By: Nicole Pham-Quan
The discourse around urban greenspaces and its delivered benefits are often centered around municipal parks and gardens, which are constituted as formal greenspaces. However, the preservation of informal greenspaces (IGS) must be included in urban greening strategies for their ecological, social, and equity-enhancing sustainability gains.
Sikorska et al. define IGS as unmanaged land that is not formally included in cities’ spatial planning documents. The most common examples of urban IGS are vacant lots, street or railway verges, brownfields, and powerline corridors.
Despite the fact that IGS account for a significant proportion of accessible urban greenspace, there is limited research on the percentage of IGS in municipalities in Ontario. According to their analysis of greenspaces in Brisbane, Australia and Sapporo, Japan, Rupprecht and Byrne found that IGS account for 14% of accessible urban greenspace in both cities.

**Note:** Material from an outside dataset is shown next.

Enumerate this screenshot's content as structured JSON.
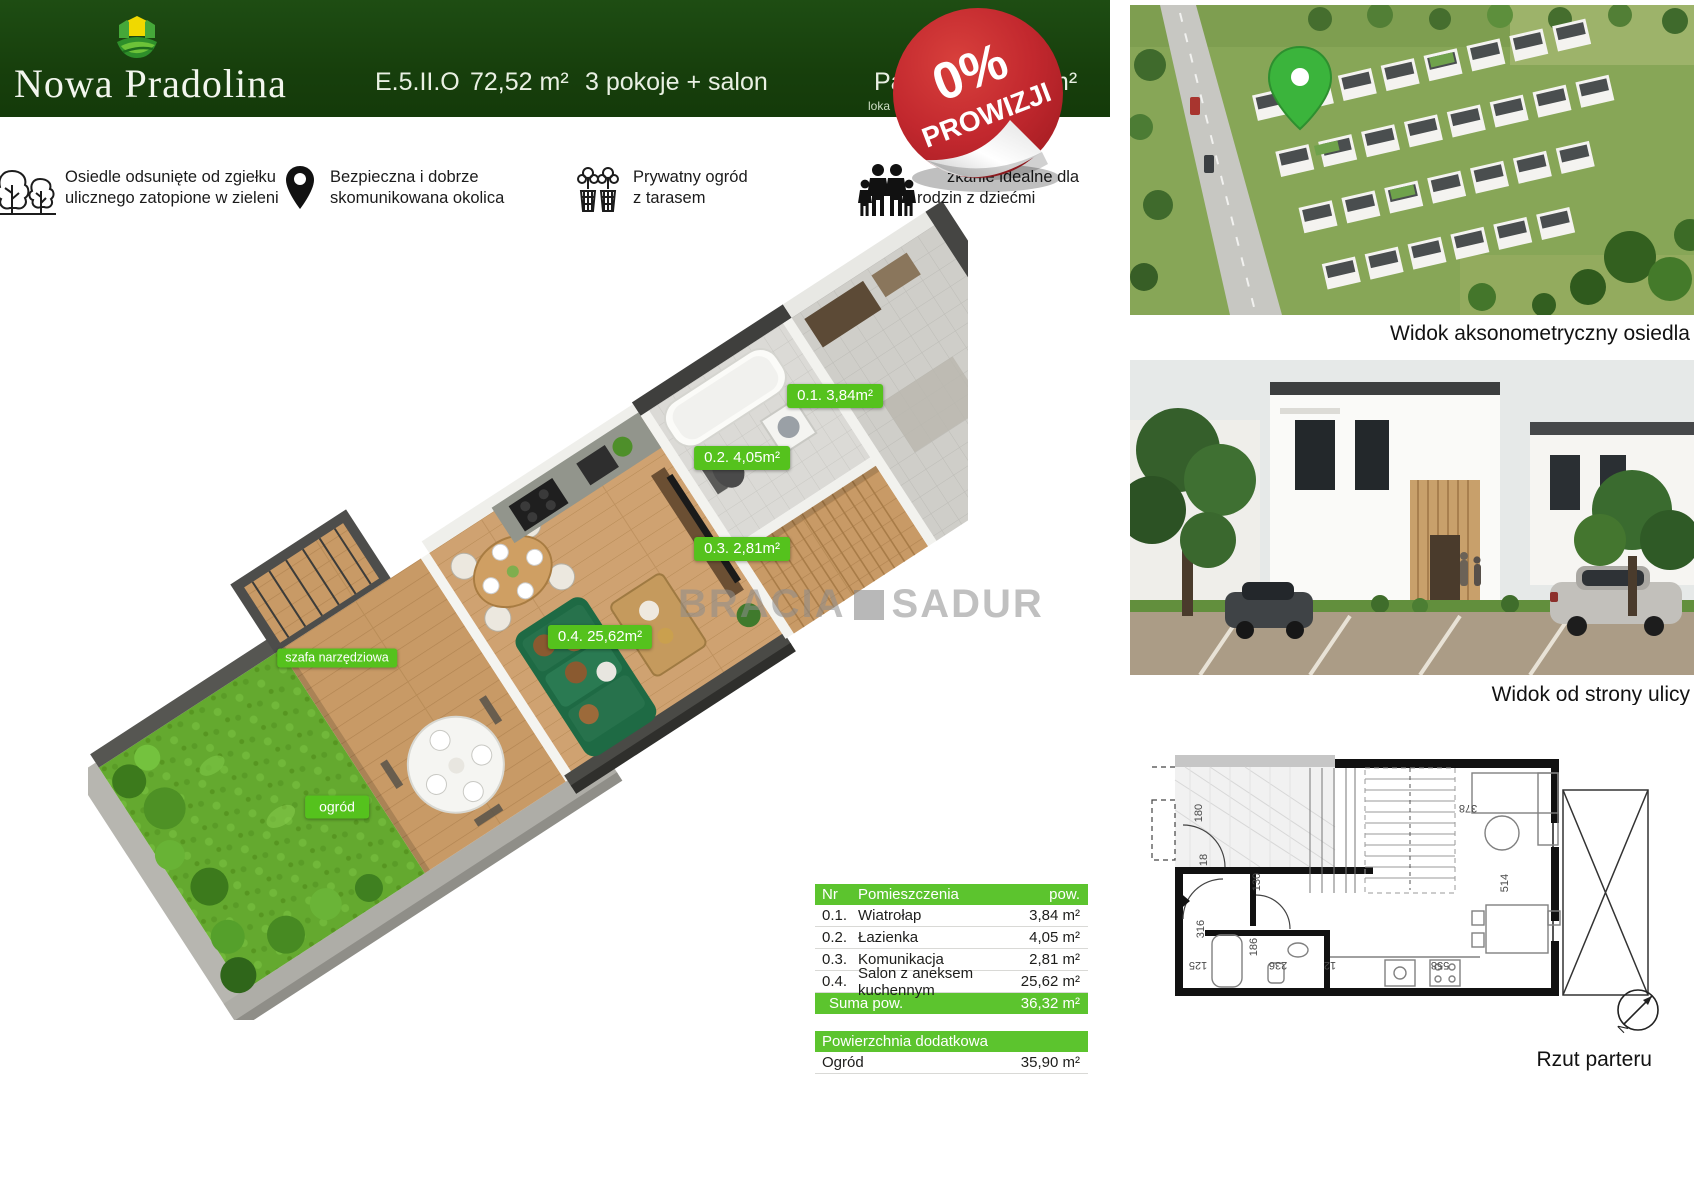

Informal greenspaces deliver similar ecological benefits as formal greenspaces, such as cooling ambient temperatures, intercepting urban stormwater, and serving as a habitat for wildlife. However, IGS are distinct from formal greenspaces as they do not require the financial demands of maintenance. Rupprecht and Byrne found that IGS are effective in meeting the recreational demands of urban residents. Some scholars suggest that some residents prefer IGS to formal greenspaces because whereas formal greenspaces often embody cultural politics and promote certain activities, IGS allow residents the freedom to participate in recreational activities without supervision and cultural pressures. In some IGS in Sapporo and Brisbane, residents have started community gardens, which provide a local source of food and empower residents as creators, designers, managers, and users of IGS.

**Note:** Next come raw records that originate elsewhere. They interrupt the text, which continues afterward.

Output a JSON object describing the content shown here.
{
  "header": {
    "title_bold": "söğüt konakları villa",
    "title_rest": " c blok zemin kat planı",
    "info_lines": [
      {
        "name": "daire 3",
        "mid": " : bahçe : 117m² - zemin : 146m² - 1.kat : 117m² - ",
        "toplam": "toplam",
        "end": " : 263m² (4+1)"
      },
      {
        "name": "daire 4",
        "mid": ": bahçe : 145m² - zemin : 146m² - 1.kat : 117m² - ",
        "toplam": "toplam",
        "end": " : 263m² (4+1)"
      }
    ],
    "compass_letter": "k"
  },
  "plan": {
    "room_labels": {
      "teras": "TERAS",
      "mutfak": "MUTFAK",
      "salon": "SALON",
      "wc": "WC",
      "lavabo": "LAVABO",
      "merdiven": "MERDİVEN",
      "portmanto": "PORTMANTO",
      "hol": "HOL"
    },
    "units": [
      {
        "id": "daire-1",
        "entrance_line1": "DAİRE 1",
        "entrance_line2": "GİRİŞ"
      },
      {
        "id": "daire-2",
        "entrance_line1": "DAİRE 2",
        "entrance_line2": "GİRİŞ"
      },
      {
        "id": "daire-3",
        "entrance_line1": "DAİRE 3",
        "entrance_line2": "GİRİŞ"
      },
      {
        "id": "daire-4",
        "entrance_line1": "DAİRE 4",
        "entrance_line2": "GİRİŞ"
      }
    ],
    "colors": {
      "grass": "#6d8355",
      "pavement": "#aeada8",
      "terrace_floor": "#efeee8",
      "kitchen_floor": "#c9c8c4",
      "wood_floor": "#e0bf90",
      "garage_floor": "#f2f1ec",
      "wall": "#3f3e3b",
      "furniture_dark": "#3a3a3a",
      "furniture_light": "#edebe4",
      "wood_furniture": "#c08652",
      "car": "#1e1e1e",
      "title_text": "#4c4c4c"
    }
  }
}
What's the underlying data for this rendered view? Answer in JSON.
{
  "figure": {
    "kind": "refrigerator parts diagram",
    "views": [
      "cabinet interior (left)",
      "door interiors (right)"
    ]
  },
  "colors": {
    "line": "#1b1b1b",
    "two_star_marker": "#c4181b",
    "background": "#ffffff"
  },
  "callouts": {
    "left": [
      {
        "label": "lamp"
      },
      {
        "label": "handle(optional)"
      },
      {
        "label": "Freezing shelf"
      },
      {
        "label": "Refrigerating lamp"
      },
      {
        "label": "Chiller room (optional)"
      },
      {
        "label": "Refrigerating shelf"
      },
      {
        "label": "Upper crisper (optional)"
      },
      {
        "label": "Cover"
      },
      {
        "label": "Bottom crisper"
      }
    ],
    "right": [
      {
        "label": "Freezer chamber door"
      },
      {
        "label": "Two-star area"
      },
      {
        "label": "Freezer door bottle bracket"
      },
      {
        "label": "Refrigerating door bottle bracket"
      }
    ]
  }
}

In addition to socio-ecological benefits, IGS also deliver the sustainability gains of ensuring marginalized communities have equitable access to greenspaces. According to their analysis on IGS in Warsaw and Łódź, Sikorska et al. found that IGS provide exposure to nature and space for recreation to vulnerable groups of residents, such as children and the elderly. Rupprecht and Bryne posit that IGS are an important tool for urban planning to resist environmental gentrification. Environmental gentrification occurs when there is investment or development of formal greenspace (i.e., a park), which makes the surrounding area more desirable for investors and residents, inflates housing prices, and results in the displacement of marginalized residents. In municipalities where disadvantaged communities already have lower levels of service provision and less access to formal greenspaces, the preservation of IGS is critical to resist environmental gentrification and ensure equitable greenspace access.
While scholars are beginning to recognize the socio-ecological value of IGS, the most important sustainability gains can be delivered once urban planners recognize the importance of IGS and make decisions to preserve them.